De tels cas pourraient se présenter encore dans l'avenir, surtout si la collaboration internationale continue de progresser. Quelle que soit la situation dans les cas particuliers, il serait plus simple et plus sûr que les intéressés puissent régler les conditions de la propriété conformément à leurs intérêts sans être forcés de recourir à des fictions juridiques.

Il est par conséquent désirable d'élargir quelque peu, à titre exceptionnel, le cadre tracé à l'immatriculation d'aéronefs appartenant à des étrangers.

Aucun intérêt public décisif ne s'oppose à cette mesure; on peut au contraire imaginer des situations critiques où de telles exceptions seraient tout à fait dans l'intérêt de notre pays.

II

La nouvelle rédaction de l'article 54 tend à permettre de telles exceptions.

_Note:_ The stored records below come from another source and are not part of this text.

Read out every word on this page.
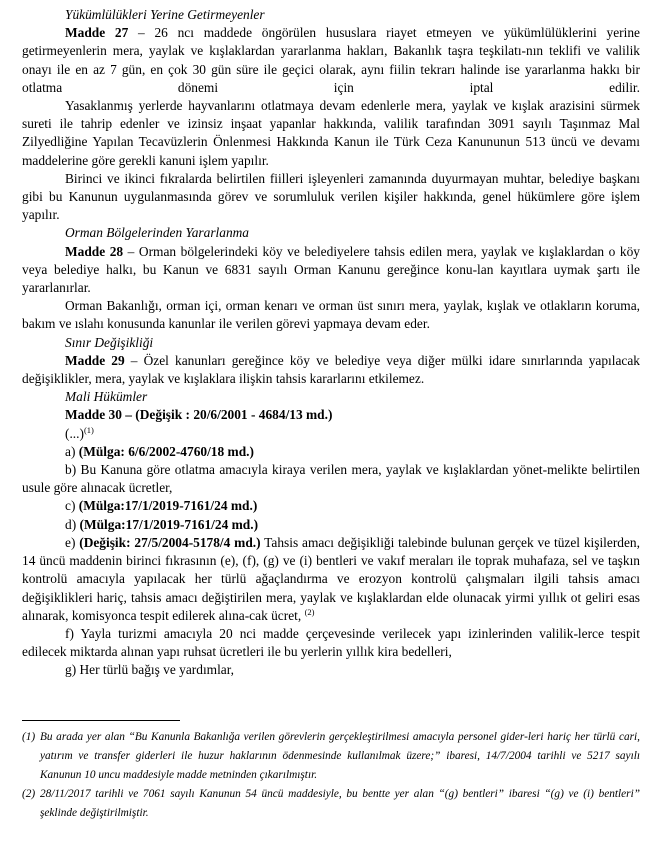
Yükümlülükleri Yerine Getirmeyenler

Madde 27 – 26 ncı maddede öngörülen hususlara riayet etmeyen ve yükümlülüklerini yerine getirmeyenlerin mera, yaylak ve kışlaklardan yararlanma hakları, Bakanlık taşra teşkilatı-nın teklifi ve valilik onayı ile en az 7 gün, en çok 30 gün süre ile geçici olarak, aynı fiilin tekrarı halinde ise yararlanma hakkı bir otlatma dönemi için iptal edilir.

Yasaklanmış yerlerde hayvanlarını otlatmaya devam edenlerle mera, yaylak ve kışlak arazisini sürmek sureti ile tahrip edenler ve izinsiz inşaat yapanlar hakkında, valilik tarafından 3091 sayılı Taşınmaz Mal Zilyedliğine Yapılan Tecavüzlerin Önlenmesi Hakkında Kanun ile Türk Ceza Kanununun 513 üncü ve devamı maddelerine göre gerekli kanuni işlem yapılır.

Birinci ve ikinci fıkralarda belirtilen fiilleri işleyenleri zamanında duyurmayan muhtar, belediye başkanı gibi bu Kanunun uygulanmasında görev ve sorumluluk verilen kişiler hakkında, genel hükümlere göre işlem yapılır.

Orman Bölgelerinden Yararlanma

Madde 28 – Orman bölgelerindeki köy ve belediyelere tahsis edilen mera, yaylak ve kışlaklardan o köy veya belediye halkı, bu Kanun ve 6831 sayılı Orman Kanunu gereğince konu-lan kayıtlara uymak şartı ile yararlanırlar.

Orman Bakanlığı, orman içi, orman kenarı ve orman üst sınırı mera, yaylak, kışlak ve otlakların koruma, bakım ve ıslahı konusunda kanunlar ile verilen görevi yapmaya devam eder.

Sınır Değişikliği

Madde 29 – Özel kanunları gereğince köy ve belediye veya diğer mülki idare sınırlarında yapılacak değişiklikler, mera, yaylak ve kışlaklara ilişkin tahsis kararlarını etkilemez.

Mali Hükümler

Madde 30 – (Değişik : 20/6/2001 - 4684/13 md.)

(...)$^{(1)}$

a) (Mülga: 6/6/2002-4760/18 md.)

b) Bu Kanuna göre otlatma amacıyla kiraya verilen mera, yaylak ve kışlaklardan yönet-melikte belirtilen usule göre alınacak ücretler,

c) (Mülga:17/1/2019-7161/24 md.)

d) (Mülga:17/1/2019-7161/24 md.)

e) (Değişik: 27/5/2004-5178/4 md.) Tahsis amacı değişikliği talebinde bulunan gerçek ve tüzel kişilerden, 14 üncü maddenin birinci fıkrasının (e), (f), (g) ve (i) bentleri ve vakıf meraları ile toprak muhafaza, sel ve taşkın kontrolü amacıyla yapılacak her türlü ağaçlandırma ve erozyon kontrolü çalışmaları ilgili tahsis amacı değişiklikleri hariç, tahsis amacı değiştirilen mera, yaylak ve kışlaklardan elde olunacak yirmi yıllık ot geliri esas alınarak, komisyonca tespit edilerek alına-cak ücret, $^{(2)}$

f) Yayla turizmi amacıyla 20 nci madde çerçevesinde verilecek yapı izinlerinden valilik-lerce tespit edilecek miktarda alınan yapı ruhsat ücretleri ile bu yerlerin yıllık kira bedelleri,

g) Her türlü bağış ve yardımlar,

(1) Bu arada yer alan “Bu Kanunla Bakanlığa verilen görevlerin gerçekleştirilmesi amacıyla personel gider-leri hariç her türlü cari, yatırım ve transfer giderleri ile huzur haklarının ödenmesinde kullanılmak üzere;” ibaresi, 14/7/2004 tarihli ve 5217 sayılı Kanunun 10 uncu maddesiyle madde metninden çıkarılmıştır.
(2) 28/11/2017 tarihli ve 7061 sayılı Kanunun 54 üncü maddesiyle, bu bentte yer alan “(g) bentleri” ibaresi “(g) ve (i) bentleri” şeklinde değiştirilmiştir.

La lettre a reproduit, en changeant un peu les termes, la disposition qui fait l'objet de l'article 54 actuel. La condition d'être «domicilié» en Suisse faisait se demander s'il fallait entendre le domicile au sens du droit civil, et quelles notions de police des étrangers devaient être aussi considérées; l'expression «séjournant depuis un temps assez long», qui exprime un simple fait, fait disparaître ces difficultés et répond mieux au sens et au but de cette prescription, déjà parce qu'elle laisse une certaine place à la libre appréciation. Mais l'intention n'est pas de changer quelque chose à la pratique antérieure.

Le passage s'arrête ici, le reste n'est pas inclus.